The James Buchanan Brady Urological Institute, Johns Hopkins University School of Medicine, Baltimore, Maryland.
Division of Urology, Beth Israel Deaconess Medical Center, Boston, Massachusetts.
J Urol. 2021 May;205(5):1286-1293. doi: 10.1097/JU.0000000000001575. Epub 2020 Dec 24.
A paradigm shift in the management of small renal masses has increased utilization of active surveillance. However, questions remain regarding safety and durability in younger patients.
Patients aged 60 or younger at diagnosis were identified from the Delayed Intervention and Surveillance for Small Renal Masses registry. The active surveillance, primary intervention, and delayed intervention groups were evaluated using ANOVA with Bonferroni correction, χ and Fisher's exact tests, and Kruskal-Wallis and Wilcoxon signed-rank tests. Survival outcomes were calculated using the Kaplan-Meier method and compared with the log-rank test.
Of 224 patients with median followup of 4.9 years 30.4% chose surveillance. There were 20 (29.4%) surveillance progression events, including 4 elective crossovers, and 13 (19.1%) patients underwent delayed intervention. Among patients with initial tumor size ≤2 cm, 15.1% crossed over, compared to 33.3% with initial tumor size 2-4 cm. Overall survival was similar in primary intervention and surveillance at 7 years (94.0% vs 90.8%, log-rank p=0.2). Cancer-specific survival remained at 100% for both groups. There were no significant differences between primary and delayed intervention with respect to minimally invasive or nephron-sparing interventions. Recurrence-free survival at 5 years was 96.0% and 100% for primary and delayed intervention, respectively (log-rank p=0.6).
Active surveillance is a safe initial strategy in younger patients and can avoid unnecessary intervention in a subset for whom it is durable. Crucially, no patient developed metastatic disease on surveillance or recurrence after delayed intervention. This study confirms active surveillance principles can effectively be applied to younger patients.

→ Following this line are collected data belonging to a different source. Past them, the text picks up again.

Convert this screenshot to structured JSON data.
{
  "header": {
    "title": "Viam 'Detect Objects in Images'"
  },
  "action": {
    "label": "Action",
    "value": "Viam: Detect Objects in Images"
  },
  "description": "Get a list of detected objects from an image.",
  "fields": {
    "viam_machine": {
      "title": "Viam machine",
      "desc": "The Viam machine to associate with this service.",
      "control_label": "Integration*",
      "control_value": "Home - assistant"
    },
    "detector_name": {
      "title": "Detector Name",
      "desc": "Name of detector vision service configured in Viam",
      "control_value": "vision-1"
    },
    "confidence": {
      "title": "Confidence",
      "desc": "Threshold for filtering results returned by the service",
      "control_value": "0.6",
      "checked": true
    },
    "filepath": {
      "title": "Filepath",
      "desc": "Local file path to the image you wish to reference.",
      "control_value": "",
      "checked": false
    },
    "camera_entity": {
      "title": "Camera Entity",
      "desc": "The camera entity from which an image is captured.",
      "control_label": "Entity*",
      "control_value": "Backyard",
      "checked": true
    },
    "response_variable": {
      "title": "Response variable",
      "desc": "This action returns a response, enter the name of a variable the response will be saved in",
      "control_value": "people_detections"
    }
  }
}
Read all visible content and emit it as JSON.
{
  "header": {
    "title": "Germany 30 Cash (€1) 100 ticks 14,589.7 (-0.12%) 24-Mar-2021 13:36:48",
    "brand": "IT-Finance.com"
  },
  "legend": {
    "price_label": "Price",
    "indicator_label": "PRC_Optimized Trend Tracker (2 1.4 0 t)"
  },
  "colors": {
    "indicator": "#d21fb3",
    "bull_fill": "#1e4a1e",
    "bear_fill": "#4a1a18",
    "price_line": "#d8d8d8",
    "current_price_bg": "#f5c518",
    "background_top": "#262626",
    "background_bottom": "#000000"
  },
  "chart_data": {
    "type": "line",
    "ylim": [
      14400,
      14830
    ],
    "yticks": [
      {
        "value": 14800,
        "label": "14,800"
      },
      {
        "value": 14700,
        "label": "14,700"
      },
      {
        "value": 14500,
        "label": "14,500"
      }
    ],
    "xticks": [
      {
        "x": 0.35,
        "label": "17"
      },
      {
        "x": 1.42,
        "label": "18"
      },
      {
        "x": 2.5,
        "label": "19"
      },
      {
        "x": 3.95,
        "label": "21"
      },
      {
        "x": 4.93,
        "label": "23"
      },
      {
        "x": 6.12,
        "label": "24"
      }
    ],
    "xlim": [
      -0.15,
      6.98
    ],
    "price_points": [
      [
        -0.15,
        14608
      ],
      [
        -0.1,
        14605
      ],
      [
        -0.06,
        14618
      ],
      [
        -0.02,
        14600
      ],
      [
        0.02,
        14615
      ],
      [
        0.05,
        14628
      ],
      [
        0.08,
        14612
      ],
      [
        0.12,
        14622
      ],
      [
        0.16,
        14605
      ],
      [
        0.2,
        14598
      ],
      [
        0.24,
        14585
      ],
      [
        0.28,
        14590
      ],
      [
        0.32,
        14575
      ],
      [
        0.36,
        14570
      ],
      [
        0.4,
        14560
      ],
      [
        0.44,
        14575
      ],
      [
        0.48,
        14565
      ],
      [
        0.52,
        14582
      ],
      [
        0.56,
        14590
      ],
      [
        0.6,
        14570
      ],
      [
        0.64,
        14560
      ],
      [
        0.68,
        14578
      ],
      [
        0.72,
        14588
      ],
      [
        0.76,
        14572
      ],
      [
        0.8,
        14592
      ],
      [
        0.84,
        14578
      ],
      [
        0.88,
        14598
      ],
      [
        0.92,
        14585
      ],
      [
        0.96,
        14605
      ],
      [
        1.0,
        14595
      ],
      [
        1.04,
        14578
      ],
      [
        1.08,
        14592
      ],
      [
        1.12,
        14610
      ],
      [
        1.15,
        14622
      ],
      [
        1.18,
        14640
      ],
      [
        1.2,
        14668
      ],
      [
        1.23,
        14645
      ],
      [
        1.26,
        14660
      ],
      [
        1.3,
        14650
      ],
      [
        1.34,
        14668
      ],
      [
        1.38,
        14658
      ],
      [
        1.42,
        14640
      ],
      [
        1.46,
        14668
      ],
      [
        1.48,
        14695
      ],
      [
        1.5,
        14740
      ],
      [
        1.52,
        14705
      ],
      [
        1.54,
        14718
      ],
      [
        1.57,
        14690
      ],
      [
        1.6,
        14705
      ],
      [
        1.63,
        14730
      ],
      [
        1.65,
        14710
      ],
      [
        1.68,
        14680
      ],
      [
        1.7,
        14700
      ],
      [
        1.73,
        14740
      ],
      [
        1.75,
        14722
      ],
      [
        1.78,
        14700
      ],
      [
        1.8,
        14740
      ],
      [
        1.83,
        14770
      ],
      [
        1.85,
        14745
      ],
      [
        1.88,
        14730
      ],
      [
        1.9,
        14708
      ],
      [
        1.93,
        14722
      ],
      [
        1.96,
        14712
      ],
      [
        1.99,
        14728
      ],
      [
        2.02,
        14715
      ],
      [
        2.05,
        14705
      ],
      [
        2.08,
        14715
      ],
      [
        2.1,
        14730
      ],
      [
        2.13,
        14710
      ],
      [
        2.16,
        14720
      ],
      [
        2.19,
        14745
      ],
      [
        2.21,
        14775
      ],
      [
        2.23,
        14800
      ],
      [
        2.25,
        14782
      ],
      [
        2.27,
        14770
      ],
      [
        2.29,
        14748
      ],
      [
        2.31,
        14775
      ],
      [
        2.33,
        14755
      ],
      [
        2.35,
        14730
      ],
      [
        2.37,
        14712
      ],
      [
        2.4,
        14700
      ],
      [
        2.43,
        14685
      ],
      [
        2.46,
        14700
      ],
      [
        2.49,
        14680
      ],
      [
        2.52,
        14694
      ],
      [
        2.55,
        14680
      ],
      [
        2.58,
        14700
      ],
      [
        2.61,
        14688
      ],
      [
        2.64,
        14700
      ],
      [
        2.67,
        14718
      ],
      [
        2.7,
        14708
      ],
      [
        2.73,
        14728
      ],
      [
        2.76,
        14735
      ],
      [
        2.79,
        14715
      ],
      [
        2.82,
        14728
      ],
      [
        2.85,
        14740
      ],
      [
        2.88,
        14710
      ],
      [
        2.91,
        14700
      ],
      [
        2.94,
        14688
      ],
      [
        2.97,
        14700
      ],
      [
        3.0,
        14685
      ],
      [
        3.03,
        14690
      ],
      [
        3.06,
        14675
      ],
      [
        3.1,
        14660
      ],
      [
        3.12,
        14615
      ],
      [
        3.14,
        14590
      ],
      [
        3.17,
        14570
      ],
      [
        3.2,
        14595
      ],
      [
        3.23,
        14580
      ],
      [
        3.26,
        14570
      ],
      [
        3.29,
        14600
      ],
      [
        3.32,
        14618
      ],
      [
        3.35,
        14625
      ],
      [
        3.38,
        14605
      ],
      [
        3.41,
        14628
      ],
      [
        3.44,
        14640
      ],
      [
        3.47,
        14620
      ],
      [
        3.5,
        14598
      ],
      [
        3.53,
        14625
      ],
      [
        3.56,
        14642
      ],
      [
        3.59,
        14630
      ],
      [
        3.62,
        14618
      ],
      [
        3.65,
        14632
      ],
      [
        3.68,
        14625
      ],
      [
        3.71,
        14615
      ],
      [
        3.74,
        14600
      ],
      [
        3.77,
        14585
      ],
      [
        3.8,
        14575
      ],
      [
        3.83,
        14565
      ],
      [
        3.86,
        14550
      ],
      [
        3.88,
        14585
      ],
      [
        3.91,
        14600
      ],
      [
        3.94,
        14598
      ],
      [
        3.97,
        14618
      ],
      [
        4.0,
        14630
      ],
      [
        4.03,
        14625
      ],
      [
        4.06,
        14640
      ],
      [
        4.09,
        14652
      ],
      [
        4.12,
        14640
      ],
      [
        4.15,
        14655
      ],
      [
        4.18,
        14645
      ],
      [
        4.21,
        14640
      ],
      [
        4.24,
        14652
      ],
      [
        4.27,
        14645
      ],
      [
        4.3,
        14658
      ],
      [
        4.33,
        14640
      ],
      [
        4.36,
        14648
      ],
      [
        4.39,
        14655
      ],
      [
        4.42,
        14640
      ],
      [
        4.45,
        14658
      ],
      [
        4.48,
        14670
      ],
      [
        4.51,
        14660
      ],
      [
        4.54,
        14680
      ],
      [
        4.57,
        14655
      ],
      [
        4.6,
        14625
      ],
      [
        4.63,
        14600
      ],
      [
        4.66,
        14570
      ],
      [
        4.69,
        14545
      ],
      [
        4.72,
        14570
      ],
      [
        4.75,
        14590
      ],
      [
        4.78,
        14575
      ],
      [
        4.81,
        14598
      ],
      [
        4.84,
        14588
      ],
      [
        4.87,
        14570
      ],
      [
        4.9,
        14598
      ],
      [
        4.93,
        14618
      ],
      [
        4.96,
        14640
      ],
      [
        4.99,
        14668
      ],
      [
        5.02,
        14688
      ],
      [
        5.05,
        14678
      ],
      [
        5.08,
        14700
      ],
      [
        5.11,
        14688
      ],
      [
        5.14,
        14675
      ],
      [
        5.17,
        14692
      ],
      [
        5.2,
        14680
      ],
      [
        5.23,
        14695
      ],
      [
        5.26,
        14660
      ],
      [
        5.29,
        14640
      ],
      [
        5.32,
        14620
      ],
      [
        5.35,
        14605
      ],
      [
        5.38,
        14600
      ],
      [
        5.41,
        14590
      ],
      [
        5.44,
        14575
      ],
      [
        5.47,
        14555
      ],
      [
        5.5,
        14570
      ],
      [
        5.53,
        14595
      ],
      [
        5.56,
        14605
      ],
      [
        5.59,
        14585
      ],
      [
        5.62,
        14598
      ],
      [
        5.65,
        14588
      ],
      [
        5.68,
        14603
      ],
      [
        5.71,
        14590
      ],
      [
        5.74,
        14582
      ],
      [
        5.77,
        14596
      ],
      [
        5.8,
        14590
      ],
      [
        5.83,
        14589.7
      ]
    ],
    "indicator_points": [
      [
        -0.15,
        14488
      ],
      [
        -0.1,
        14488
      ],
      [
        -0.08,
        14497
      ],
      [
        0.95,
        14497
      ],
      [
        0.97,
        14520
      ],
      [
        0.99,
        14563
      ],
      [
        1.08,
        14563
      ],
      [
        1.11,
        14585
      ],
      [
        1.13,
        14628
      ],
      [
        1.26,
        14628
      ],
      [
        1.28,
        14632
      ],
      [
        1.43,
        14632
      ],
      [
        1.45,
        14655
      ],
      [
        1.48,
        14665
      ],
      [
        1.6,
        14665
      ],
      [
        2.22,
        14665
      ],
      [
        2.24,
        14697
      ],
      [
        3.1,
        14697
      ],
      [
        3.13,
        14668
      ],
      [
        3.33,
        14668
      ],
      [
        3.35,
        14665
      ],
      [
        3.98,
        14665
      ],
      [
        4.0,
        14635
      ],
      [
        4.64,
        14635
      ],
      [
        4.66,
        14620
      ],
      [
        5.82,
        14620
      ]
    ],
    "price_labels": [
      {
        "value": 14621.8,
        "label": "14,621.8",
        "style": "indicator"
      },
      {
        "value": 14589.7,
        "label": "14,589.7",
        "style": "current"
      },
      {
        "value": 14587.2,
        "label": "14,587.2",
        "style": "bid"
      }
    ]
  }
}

在小肾肿瘤的治疗中,观念发生了转变,越来越多的患者选择主动监测。然而,对于年轻患者,安全性和持久性的问题仍然存在。
从 Delayed Intervention and Surveillance for Small Renal Masses 注册中心确定诊断时年龄在 60 岁或以下的患者。使用 ANOVA 与 Bonferroni 校正、χ 和 Fisher 确切检验、Kruskal-Wallis 和 Wilcoxon 符号秩检验对主动监测、主要干预和延迟干预组进行评估。使用 Kaplan-Meier 方法计算生存结果,并与对数秩检验进行比较。
在中位随访时间为 4.9 年的 224 例患者中,30.4%选择了监测。有 20 例(29.4%)监测进展事件,包括 4 例选择性交叉,13 例(19.1%)患者接受了延迟干预。在初始肿瘤大小≤2cm 的患者中,有 15.1%发生交叉,而初始肿瘤大小为 2-4cm 的患者中有 33.3%发生交叉。在 7 年时,主要干预和监测的总体生存率相似(94.0% vs 90.8%,对数秩 p=0.2)。两组的癌症特异性生存率均为 100%。主要干预和延迟干预在微创或保肾干预方面无显著差异。在 5 年时,主要干预和延迟干预的无复发生存率分别为 96.0%和 100%(对数秩 p=0.6)。
在年轻患者中,主动监测是一种安全的初始策略,可以避免一部分患者的不必要干预,而且监测具有持久性。至关重要的是,在监测或延迟干预后,没有患者发生转移性疾病或复发。本研究证实,主动监测原则可有效地应用于年轻患者。